C'est ce qui a permis à Marine Le Pen de refuser, dans un premier temps, de répondre aux convocations des juges d'instruction qui voulaient la mettre en examen dans cette affaire en 2017. Les juges ne pouvant pas la forcer à venir puisqu'ils ne pouvaient pas demander une interpellation ni une garde à vue en raison de l'inviolabilité de son mandat, avait demandé la levée de son immunité à l'Assemblée nationale, sans réponse. Après deux refus et après plusieurs mois, Marine Le Pen avait finalement accepté d'aller voir les juges.

D'autre part, le député ne peut pas être tenu responsable des actes effectués dans le cadre de son mandat, c'est ce qu'on appelle "l'irresponsabilité". C'est là qu'il y a une subtilité. Cela concerne uniquement ce que le député fait en tant que député, comme voter des lois, prendre position sur tel ou tel sujet, donner son opinion. En revanche, ça n'empêche pas la justice ni de poursuivre un élu, ni de le condamner s'il a commis un délit ou un crime. Et ça, les juges qui ont condamné Marine Le Pen en première instance l'expliquent en détail dans leur délibéré.

Pas d'immunité "générale" ni "absolue"

Les juges expliquent que "les détournements de fonds publics poursuivis sont, par nature, des actes détachables du mandat de député européen. Soutenir l'inverse revient à considérer ab initio [dès le début] que l'affectation par un député à son parti politique de sa dotation parlementaire européenne serait possible et inhérente à son mandat".

Autrement dit, les juges estiment que le principe de l'immunité parlementaire ne s'applique pas aux accusations qui visent présentement Marine Le Pen, parce que détourner des fonds publics ne fait pas partie du travail habituel d'un député et que le député n'est protégé par son immunité que pour son travail habituel.

Pour arriver à cette conclusion, ils se sont appuyés sur plusieurs décisions antérieures, dont une de la Cour de cassation. Elle a jugé, en avril 2024, dans l'affaire Fillon, que "le principe de séparation des pouvoirs n'interdit pas au juge judiciaire, saisi de poursuites engagées du chef du délit de détournement de fonds publics, infraction contre la probité, qui n'entre pas dans le champ de l'irresponsabilité de l'article 26 de la Constitution, d'apprécier la réalité de l'exécution du contrat de droit privé conclu entre un membre du Parlement et un de ses collaborateurs".

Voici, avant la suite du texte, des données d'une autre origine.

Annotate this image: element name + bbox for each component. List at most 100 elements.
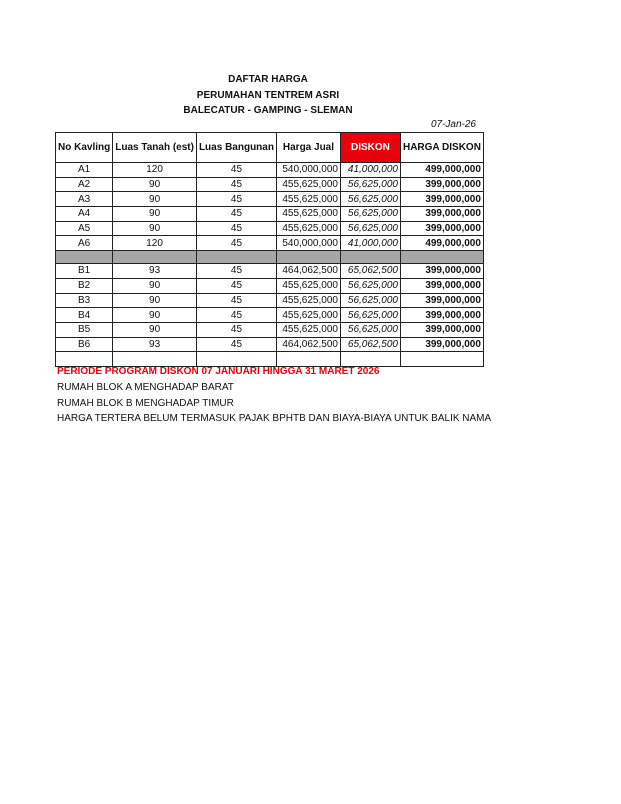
- table-cell: 540,000,000: [275, 235, 341, 252]
- table-cell: 464,062,500: [275, 263, 341, 279]
- table-cell: 45: [195, 235, 277, 252]
- table-cell: 455,625,000: [275, 220, 341, 237]
- table-cell: 41,000,000: [339, 235, 401, 252]
- table-cell: [195, 250, 277, 265]
- doc-location: BALECATUR - GAMPING - SLEMAN: [183, 105, 353, 116]
- table-cell: 56,625,000: [339, 191, 401, 208]
- separator-row: [54, 250, 484, 265]
- table-cell: [339, 250, 401, 265]
- table-row: A1 120 45 540,000,000 41,000,000 499,000,000: [54, 162, 484, 178]
- table-cell: A2: [54, 176, 114, 193]
- table-cell: 120: [112, 235, 197, 252]
- table-cell: 399,000,000: [399, 336, 484, 353]
- table-cell: 499,000,000: [399, 235, 484, 252]
- table-cell: B1: [54, 263, 114, 279]
- table-cell: [112, 351, 197, 368]
- table-cell: 65,062,500: [339, 263, 401, 279]
- table-header: No Kavling Luas Tanah (est) Luas Bangunan H…: [54, 132, 484, 163]
- table-cell: 90: [112, 220, 197, 237]
- table-cell: 455,625,000: [275, 321, 341, 338]
- empty-row: [54, 351, 484, 368]
- table-cell: 540,000,000: [275, 162, 341, 178]
- table-cell: 90: [112, 191, 197, 208]
- table-cell: 45: [195, 263, 277, 279]
- table-cell: 499,000,000: [399, 162, 484, 178]
- table-cell: 56,625,000: [339, 206, 401, 222]
- table-cell: 90: [112, 321, 197, 338]
- block-a-note: RUMAH BLOK A MENGHADAP BARAT: [57, 382, 234, 393]
- table-cell: 56,625,000: [339, 321, 401, 338]
- column-header: No Kavling: [54, 132, 114, 163]
- table-cell: A5: [54, 220, 114, 237]
- table-cell: A6: [54, 235, 114, 252]
- table-row: B5 90 45 455,625,000 56,625,000 399,000,000: [54, 321, 484, 338]
- table-row: A5 90 45 455,625,000 56,625,000 399,000,000: [54, 220, 484, 237]
- table-cell: 45: [195, 162, 277, 178]
- table-cell: B3: [54, 292, 114, 309]
- table-cell: 93: [112, 336, 197, 353]
- table-cell: 455,625,000: [275, 307, 341, 323]
- table-cell: 455,625,000: [275, 292, 341, 309]
- table-cell: B2: [54, 277, 114, 294]
- table-cell: 399,000,000: [399, 263, 484, 279]
- table-cell: 464,062,500: [275, 336, 341, 353]
- table-cell: 455,625,000: [275, 191, 341, 208]
- table-cell: 90: [112, 206, 197, 222]
- table-cell: 65,062,500: [339, 336, 401, 353]
- table-row: A6 120 45 540,000,000 41,000,000 499,000,000: [54, 235, 484, 252]
- table-row: B1 93 45 464,062,500 65,062,500 399,000,000: [54, 263, 484, 279]
- doc-date: 07-Jan-26: [430, 119, 476, 130]
- table-cell: [399, 250, 484, 265]
- table-cell: 455,625,000: [275, 277, 341, 294]
- table-cell: 45: [195, 336, 277, 353]
- table-cell: 93: [112, 263, 197, 279]
- column-header: Luas Tanah (est): [112, 132, 197, 163]
- table-cell: [275, 250, 341, 265]
- table-row: B3 90 45 455,625,000 56,625,000 399,000,000: [54, 292, 484, 309]
- table-cell: 45: [195, 206, 277, 222]
- table-cell: A3: [54, 191, 114, 208]
- table-cell: A4: [54, 206, 114, 222]
- table-cell: 90: [112, 292, 197, 309]
- table-cell: 399,000,000: [399, 277, 484, 294]
- block-b-note: RUMAH BLOK B MENGHADAP TIMUR: [57, 398, 234, 409]
- column-header: Harga Jual: [275, 132, 341, 163]
- table-row: B6 93 45 464,062,500 65,062,500 399,000,000: [54, 336, 484, 353]
- table-cell: 56,625,000: [339, 292, 401, 309]
- column-header: HARGA DISKON: [399, 132, 484, 163]
- table-row: A4 90 45 455,625,000 56,625,000 399,000,000: [54, 206, 484, 222]
- table-cell: 399,000,000: [399, 206, 484, 222]
- table-cell: [54, 250, 114, 265]
- table-row: B2 90 45 455,625,000 56,625,000 399,000,000: [54, 277, 484, 294]
- table-cell: 399,000,000: [399, 191, 484, 208]
- table-cell: 90: [112, 277, 197, 294]
- doc-subtitle: PERUMAHAN TENTREM ASRI: [196, 90, 340, 101]
- table-cell: [275, 351, 341, 368]
- table-cell: 45: [195, 321, 277, 338]
- table-cell: [399, 351, 484, 368]
- table-cell: 90: [112, 176, 197, 193]
- tax-note: HARGA TERTERA BELUM TERMASUK PAJAK BPHTB…: [57, 413, 492, 424]
- price-table: No Kavling Luas Tanah (est) Luas Bangunan H…: [54, 132, 484, 368]
- table-cell: 45: [195, 277, 277, 294]
- discount-period-note: PERIODE PROGRAM DISKON 07 JANUARI HINGGA…: [57, 366, 380, 377]
- table-cell: 56,625,000: [339, 277, 401, 294]
- table-cell: 45: [195, 307, 277, 323]
- table-cell: [195, 351, 277, 368]
- doc-title: DAFTAR HARGA: [228, 74, 308, 85]
- table-cell: 399,000,000: [399, 220, 484, 237]
- table-cell: 41,000,000: [339, 162, 401, 178]
- table-cell: [112, 250, 197, 265]
- table-cell: 399,000,000: [399, 321, 484, 338]
- table-cell: 56,625,000: [339, 220, 401, 237]
- table-cell: 399,000,000: [399, 292, 484, 309]
- table-cell: 455,625,000: [275, 206, 341, 222]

Ils citent aussi la Cour européenne des droits de l'homme qui rappelle que "les immunités parlementaires visent à permettre la libre expression des représentants du peuple et empêcher que des poursuites partisanes puissent porter atteintes à cette fonction parlementaire" mais que cette immunité "ne dispense pas les parlementaires du respect des principes de la démocratie" et qu'"aucune disposition constitutionnelle ou conventionnelle ne confère au parlementaire l'impunité générale et absolue", qu'au contraire, les parlementaires doivent s'astreindre "à une exigence accrue de probité et d'intégrité".